The Monarch’s Son by Valerie Parv
(Silh. Romance #1459, $3.50, PG) ISBN 0-373-19459-5
The Monarch’s Son is the first book in Valerie Parv’s “The Carramer Crown” series. Carramer is a fictitious island kingdom in the South Pacific ruled by Prince Lorne de Marigny. The subsequent books in the series will feature the Prince’s brother and sister, but the initial story belongs to Lorne.

Australian tourist Allie Carter was planning a relaxing afternoon swim at Saphir Beach in Carramer, when the undertow suddenly pulls her into deeper water. She knows fighting the rip current would be a fatal mistake, so she allows it to take her and eventually is able to struggle to shore, miles from where she started.

Allie is rescued by a man on the beach who insists she go to his home to be seen by a doctor.
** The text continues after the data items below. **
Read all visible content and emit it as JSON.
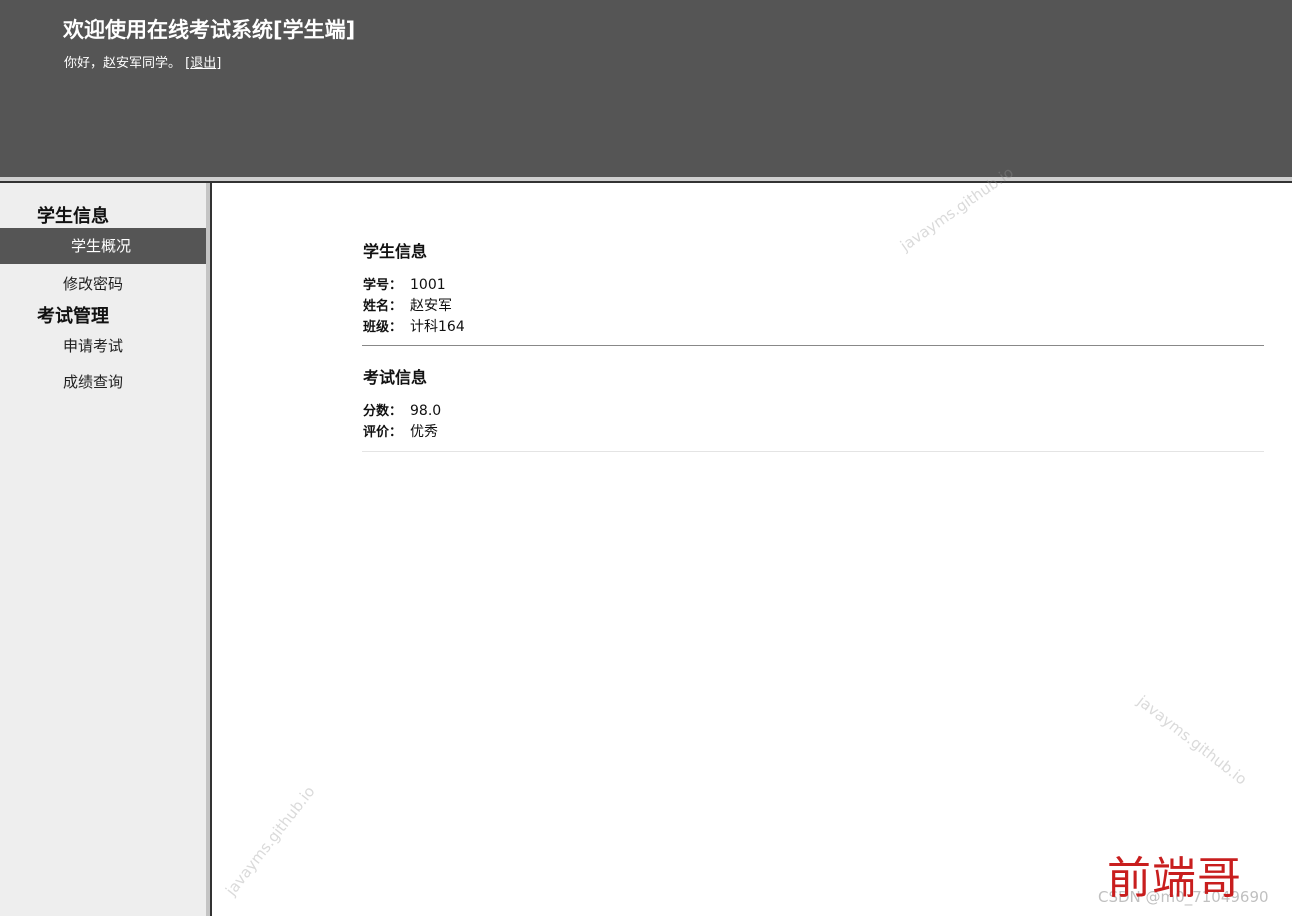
{
  "header": {
    "title": "欢迎使用在线考试系统[学生端]",
    "greeting_prefix": "你好，赵安军同学。 [",
    "logout_label": "退出",
    "greeting_suffix": "]"
  },
  "sidebar": {
    "sections": [
      {
        "title": "学生信息",
        "items": [
          {
            "label": "学生概况",
            "active": true
          },
          {
            "label": "修改密码",
            "active": false
          }
        ]
      },
      {
        "title": "考试管理",
        "items": [
          {
            "label": "申请考试",
            "active": false
          },
          {
            "label": "成绩查询",
            "active": false
          }
        ]
      }
    ]
  },
  "main": {
    "student_info": {
      "title": "学生信息",
      "rows": [
        {
          "label": "学号：",
          "value": "1001"
        },
        {
          "label": "姓名：",
          "value": "赵安军"
        },
        {
          "label": "班级：",
          "value": "计科164"
        }
      ]
    },
    "exam_info": {
      "title": "考试信息",
      "rows": [
        {
          "label": "分数：",
          "value": "98.0"
        },
        {
          "label": "评价：",
          "value": "优秀"
        }
      ]
    }
  },
  "watermarks": {
    "site": "javayms.github.io",
    "csdn": "CSDN @m0_71049690",
    "brand": "前端哥"
  },
  "colors": {
    "header_bg": "#555555",
    "sidebar_bg": "#eeeeee",
    "active_item_bg": "#555555",
    "brand_red": "#c81e1e"
  }
}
It doesn’t take long for Allie to realize the man is Lorne de Marigny, the reigning monarch of Carramer, and that he’s not accustomed to taking no for an answer.
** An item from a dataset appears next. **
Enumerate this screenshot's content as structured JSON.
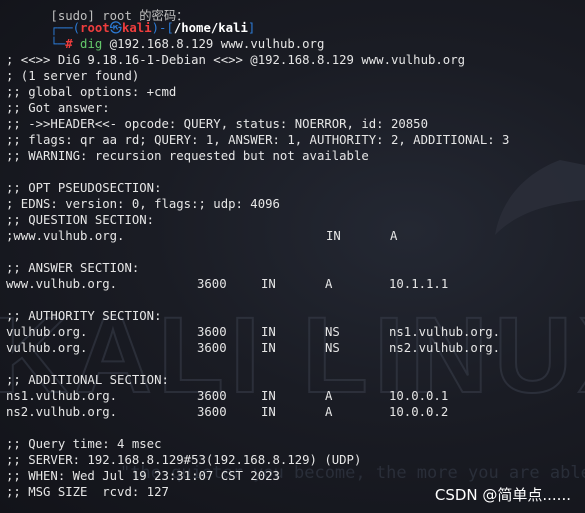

While staying in the Prince’s villa, Allie meets and is charmed by the monarch’s son, Nori. Since Lorne is a widower and gossip is a concern, he decides Allie should join his staff as companion to his young son, while she is recuperating from her near drowning.
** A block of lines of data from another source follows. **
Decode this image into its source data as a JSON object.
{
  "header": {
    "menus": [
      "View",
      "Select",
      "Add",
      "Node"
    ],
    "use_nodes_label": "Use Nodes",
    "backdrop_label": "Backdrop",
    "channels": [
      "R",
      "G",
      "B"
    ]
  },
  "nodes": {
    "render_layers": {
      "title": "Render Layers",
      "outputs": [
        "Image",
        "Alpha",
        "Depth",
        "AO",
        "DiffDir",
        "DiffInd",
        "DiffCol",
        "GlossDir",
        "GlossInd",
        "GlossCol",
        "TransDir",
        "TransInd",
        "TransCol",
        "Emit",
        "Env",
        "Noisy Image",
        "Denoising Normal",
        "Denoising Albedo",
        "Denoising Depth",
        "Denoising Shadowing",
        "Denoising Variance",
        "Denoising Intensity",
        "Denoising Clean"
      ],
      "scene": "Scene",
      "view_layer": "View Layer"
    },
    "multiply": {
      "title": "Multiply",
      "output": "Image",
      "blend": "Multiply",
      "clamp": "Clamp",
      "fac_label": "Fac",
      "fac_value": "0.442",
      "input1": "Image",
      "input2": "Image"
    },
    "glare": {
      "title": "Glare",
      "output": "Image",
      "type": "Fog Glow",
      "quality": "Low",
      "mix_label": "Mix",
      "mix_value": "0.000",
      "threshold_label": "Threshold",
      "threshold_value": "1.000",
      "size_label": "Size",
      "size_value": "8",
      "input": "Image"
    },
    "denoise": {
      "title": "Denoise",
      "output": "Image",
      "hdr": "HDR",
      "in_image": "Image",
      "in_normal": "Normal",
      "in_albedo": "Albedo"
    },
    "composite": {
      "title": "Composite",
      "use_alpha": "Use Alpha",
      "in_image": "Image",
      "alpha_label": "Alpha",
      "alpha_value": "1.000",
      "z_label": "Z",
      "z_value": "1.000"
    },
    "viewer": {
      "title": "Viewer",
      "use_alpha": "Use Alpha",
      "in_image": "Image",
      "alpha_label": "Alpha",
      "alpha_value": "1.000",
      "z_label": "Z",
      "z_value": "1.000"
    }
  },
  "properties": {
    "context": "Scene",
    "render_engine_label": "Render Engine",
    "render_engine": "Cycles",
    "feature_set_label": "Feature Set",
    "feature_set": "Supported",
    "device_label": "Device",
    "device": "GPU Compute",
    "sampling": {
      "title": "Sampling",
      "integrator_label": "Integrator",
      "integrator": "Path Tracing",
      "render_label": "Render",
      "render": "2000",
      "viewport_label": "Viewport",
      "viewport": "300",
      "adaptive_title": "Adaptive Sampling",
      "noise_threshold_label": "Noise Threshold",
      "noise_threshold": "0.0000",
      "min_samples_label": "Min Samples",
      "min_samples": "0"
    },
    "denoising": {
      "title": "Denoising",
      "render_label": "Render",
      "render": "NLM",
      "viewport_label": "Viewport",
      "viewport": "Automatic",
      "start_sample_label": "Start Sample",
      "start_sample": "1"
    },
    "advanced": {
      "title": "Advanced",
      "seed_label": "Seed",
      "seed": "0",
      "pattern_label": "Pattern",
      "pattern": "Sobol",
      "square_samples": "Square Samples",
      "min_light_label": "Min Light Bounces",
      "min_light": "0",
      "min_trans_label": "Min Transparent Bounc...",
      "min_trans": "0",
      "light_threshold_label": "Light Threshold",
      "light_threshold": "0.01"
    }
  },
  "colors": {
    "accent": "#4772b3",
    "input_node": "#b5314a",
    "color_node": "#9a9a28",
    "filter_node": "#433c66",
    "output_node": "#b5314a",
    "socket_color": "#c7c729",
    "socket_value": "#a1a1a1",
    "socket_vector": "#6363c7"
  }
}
Naturally sparks fly whenever Lorne and Allie are together. At one point, Lorne’s overbearing attitude provokes Allie into slapping him across the face. Lorne retaliates by employing a rarely used form of punishment called a personal bond, to coerce Allie into remaining in his employ for the next two months.

Although Allie reluctantly agrees to her punishment, she spends most of the time being a thorn in Lorne’s side. She reminds him far too much of his difficult late wife, who was also an Australian and far too independent for his taste. Yet the punishment backfires for Lorne when it becomes apparent that he is falling in love with another woman who does not want a part of the fishbowl existence of royal life.

Every part of this book felt over the top: Washing up on the beach at the feet of a prince. Suddenly, and with no references, working in a royal household caring for the prince’s son, who also happens to be heir to the throne. And the bit about the personal bond threw the believability of the plot into the stratosphere.

Neither Lorne nor Allie are sympathetic characters. Lorne is, as you would expect from a reigning monarch, arrogant in the extreme. He reduces Allie to frustrated anger in their every encounter. I understand her reaction to his arrogance, but her inability to manage her anger makes her appear childish. There is no excuse for one character to hit another.

I admit I’m not a big fan of royal romances, primarily because I prefer my romances to be somewhat grounded in reality. Reality never entered the picture here. But if you’re looking for pure escapism with a royal touch, then maybe The Monarch’s Son might work for you.